In Turkish cuisine “pide” refers to three different types of flatbreads, the traditional pitas we see in all grocery stores, a dough topped with cheese and meats similar to pizza, and Ramazan pide a round bread often with a weaved crust and sprinkled with sesame seeds. While in Greece pita generally refers to “pastries” like spanakopita and Karydopita or the Greek version of Baklava includes, walnut, clove, and orange, topped with a sweet syrup.

Hummus

Like falafel, hummus is said to have originated in ancient Egypt, showing up in text and cookbooks during the 13th century. The Greeks and the Arabs have disputed the origins trying to claim their stake on a piece of culinary history. Palestinians and Jordanians serve hummus warm with bread typically for breakfast. A related Jordanian version of hummus is aban ma’ hummus, which translates to yogurt with chickpeas, they utilize yogurt instead of tahini and butter in place of olive oil.   

Hummus for falafel

A Base Hummus Recipe

There are so many ways to prepare hummus with endless variations. Below is a base hummus recipe, I like to add cooked beets or roasted peppers to my hummus on occasion for a beautiful bright color. What’s your favorite addition to hummus? Let us know in the comments below.

WHAT YOU NEED

  • 1 Can of drained and rinsed chickpeas
  • 3 Cloves roasted garlic 
  • 1/2 C Olive oil
  • 1 Lemon zest and juice 
  • 1 tsp Salt 
  • 2 Tbls Tahini 
  • 1 tsp of ground cumin
  • Water as necessary

METHOD 

  • Add your chickpeas to a food processor and pulse to break them down a bit.
  • Blend the other ingredients in the food processor except for the olive oil. 
  • While your food processor is running, add in olive oil slowly in. Your hummus will start to thicken, adjust the consistency by adding water a little at a time continue to blend until you achieve a smooth hummus.  

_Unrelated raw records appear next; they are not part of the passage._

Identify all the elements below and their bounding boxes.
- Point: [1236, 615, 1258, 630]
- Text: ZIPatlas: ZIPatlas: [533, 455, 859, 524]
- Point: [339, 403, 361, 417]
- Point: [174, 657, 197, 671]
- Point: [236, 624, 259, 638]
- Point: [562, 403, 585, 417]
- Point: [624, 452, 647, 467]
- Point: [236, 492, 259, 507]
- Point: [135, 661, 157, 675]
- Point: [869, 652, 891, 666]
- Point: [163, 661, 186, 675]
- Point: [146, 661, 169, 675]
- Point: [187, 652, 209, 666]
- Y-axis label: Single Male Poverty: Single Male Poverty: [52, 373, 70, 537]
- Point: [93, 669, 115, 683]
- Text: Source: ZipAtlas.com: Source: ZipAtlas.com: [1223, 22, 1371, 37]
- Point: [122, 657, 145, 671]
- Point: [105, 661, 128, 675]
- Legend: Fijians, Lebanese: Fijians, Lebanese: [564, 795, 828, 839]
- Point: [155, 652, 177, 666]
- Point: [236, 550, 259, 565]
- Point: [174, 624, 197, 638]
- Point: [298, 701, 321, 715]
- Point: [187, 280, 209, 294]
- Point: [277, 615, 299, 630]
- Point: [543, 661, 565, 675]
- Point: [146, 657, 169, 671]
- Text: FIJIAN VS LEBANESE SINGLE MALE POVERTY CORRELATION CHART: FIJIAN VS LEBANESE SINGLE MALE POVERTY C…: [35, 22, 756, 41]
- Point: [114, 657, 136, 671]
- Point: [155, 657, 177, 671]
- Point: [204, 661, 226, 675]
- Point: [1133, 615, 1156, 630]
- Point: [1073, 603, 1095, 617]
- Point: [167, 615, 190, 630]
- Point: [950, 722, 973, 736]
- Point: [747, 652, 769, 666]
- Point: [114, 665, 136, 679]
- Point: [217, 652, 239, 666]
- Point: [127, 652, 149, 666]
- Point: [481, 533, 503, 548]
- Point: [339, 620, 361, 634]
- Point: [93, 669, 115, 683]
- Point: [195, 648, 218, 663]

Herbed Falafel Ingredients

This is a great falafel recipe I developed for a Mediterranean restaurant in Thailand. The falafel ingredients should be fairly easy to find. I like to buy dried chickpeas from the bulk aisle, all the herbs, onion, and garlic should be roughly chopped before adding to the food processor. It’s best to process the onion first and squeeze out all the excess water from it using cheesecloth or a strainer. Let us know how your falafel turned out!   

  • 1# Chickpea (Dried chickpeas need to be soaked overnight) 
  • 15g AP Flour
  • 40g Roasted Garlic 
  • 200g White Onion 
  • 10g Toasted Cumin 
  • 10g Toasted Ground Coriander 
  • 5g Salt 
  • 3g Ground Pepper 
  • 9g Baking Soda 
  • 15g Parsley
  • 10g Cilantro
  • 10g Lemon Juice and Zest 

  • Soak chickpeas overnight with water 3″ to cover the legumes. 
  • Drain the next day and add to a food processor with other ingredients.
  • Pulse ingredients until paste forms, don’t over mix, it should form nice balls without falling apart.
  • Refrigerate the falafel mixture for at least 1 hour, as it’s easier to form the falafel balls.  
  • Fry in 325° oil until golden brown and delicious.